If you make music, if you put pen to paper and voice to tape (well… the electronic equivalent these days, but I’m being nostalgic), does the time of day or day of the week affect what comes out?

Tuesday is the day of the week for music producer and singer songwriter Jörgen Kjellgren’s latest song, and he has chosen a distinct way of approaching the writing of it.

He says that he was trying not to overthink the meaning of the song or how much sense it made. He would write rough drafts in the morning, then rearrange lyrics after that. So “On a Tuesday” sounds dreamy and intimate, a simple strum and a voice with words that tell you something but don’t clearly define what it is.

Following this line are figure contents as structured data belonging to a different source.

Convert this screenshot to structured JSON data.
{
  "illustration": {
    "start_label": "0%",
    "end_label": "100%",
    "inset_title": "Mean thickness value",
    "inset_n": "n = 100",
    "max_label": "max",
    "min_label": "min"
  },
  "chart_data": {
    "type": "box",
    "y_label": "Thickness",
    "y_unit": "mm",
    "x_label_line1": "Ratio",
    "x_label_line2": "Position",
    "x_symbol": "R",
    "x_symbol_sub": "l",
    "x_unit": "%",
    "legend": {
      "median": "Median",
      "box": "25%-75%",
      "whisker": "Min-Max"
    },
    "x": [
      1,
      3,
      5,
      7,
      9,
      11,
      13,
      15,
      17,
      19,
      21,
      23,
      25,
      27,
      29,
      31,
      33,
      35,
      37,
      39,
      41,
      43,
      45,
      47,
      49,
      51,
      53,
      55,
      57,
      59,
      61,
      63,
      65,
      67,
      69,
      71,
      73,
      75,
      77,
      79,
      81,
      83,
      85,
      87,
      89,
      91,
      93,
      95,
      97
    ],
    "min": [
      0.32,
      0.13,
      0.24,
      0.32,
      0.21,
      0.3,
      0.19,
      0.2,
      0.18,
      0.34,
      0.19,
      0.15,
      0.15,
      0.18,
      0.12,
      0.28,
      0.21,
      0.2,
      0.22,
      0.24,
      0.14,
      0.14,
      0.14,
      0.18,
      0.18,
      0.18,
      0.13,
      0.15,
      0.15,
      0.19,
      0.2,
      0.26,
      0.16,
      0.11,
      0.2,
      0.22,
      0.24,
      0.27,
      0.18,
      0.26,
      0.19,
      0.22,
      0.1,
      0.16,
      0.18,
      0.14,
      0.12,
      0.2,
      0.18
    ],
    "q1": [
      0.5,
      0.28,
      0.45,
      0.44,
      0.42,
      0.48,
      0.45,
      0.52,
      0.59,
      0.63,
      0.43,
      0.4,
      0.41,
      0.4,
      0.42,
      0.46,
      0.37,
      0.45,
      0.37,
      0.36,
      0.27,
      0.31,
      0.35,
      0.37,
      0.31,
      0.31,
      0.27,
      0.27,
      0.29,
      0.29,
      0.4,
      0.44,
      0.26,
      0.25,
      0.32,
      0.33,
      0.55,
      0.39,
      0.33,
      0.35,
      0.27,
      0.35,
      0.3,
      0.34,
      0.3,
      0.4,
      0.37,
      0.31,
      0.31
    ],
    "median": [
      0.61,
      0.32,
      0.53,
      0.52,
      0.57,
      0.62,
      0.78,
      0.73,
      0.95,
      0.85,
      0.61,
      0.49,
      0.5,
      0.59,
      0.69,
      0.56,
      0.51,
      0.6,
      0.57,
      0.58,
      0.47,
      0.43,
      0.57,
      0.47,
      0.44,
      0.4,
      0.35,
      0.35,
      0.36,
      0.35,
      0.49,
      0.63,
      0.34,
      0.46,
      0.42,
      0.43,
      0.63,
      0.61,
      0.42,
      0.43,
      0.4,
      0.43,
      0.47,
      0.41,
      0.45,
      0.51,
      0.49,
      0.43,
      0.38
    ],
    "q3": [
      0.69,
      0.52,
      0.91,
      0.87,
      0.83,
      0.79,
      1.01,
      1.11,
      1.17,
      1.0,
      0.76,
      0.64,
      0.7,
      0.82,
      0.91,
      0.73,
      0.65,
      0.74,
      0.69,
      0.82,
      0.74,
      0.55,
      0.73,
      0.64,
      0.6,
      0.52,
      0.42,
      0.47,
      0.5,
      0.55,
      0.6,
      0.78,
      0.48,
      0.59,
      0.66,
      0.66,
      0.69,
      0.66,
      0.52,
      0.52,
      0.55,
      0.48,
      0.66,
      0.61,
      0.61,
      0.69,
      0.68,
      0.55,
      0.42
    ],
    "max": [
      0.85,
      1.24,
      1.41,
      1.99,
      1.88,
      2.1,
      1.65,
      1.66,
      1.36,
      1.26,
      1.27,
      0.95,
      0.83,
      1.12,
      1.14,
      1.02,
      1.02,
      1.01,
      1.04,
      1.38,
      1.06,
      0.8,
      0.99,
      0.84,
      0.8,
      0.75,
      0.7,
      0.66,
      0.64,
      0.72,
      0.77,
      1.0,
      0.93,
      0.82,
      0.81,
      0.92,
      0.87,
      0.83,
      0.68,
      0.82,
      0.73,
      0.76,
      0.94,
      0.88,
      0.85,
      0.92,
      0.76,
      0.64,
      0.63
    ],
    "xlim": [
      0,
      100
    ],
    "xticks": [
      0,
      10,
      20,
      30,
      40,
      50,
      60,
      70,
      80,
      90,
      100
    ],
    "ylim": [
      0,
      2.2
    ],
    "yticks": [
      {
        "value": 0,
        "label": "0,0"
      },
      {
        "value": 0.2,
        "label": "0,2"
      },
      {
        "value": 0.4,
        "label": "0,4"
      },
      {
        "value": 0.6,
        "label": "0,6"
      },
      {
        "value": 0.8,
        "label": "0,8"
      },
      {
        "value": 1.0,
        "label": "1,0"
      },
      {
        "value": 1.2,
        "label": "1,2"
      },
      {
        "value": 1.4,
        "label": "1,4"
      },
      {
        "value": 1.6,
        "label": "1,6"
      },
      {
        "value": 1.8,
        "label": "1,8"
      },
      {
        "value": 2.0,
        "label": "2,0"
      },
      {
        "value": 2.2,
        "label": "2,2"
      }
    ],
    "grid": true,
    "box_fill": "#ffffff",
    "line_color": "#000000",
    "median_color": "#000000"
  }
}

There seems to be an existential anxiety to the words:

With a strong head and no spine
I was destined for hard times
Was I sent here?
Was I born?

A gentle sustained synth line drifts along in the background and then, at just under the two minute mark, it gently and subtly builds.

I can imagine the sun sifting through the just opened curtains, the coffee bubbling on the stove, and someone still asleep in the other room as the singer soundtracks the start of the Tuesday he’s documenting in his half-awake state, letting the evaporating dreams of the previous night mingle with the lyrics he’s writing.

He further doubts himself later in the song:

I was heedless to the signs
And the voices in my mind

But after that he drifts so much that he doesn’t even finish the line:

Can you hear it?
It’s the sound
Of the things I

At the end of the song he mentions someone else for the first time but not so that you can grasp much context as to who they are, what they’re doing, or where they are slipping to:

It’s so easy to let go
Now she’s slipping so
Now she’s slipping

It has the potential to be maddening if you’re trying to work out what’s going on. But in the hazy, early morning, early week of Jörgen’s sweet little daydream, it’s kind of comforting to drift along with “On a Tuesday,” letting your mind relax into a place that doesn’t have to be definite just yet.

There’s the whole rest of the week for that.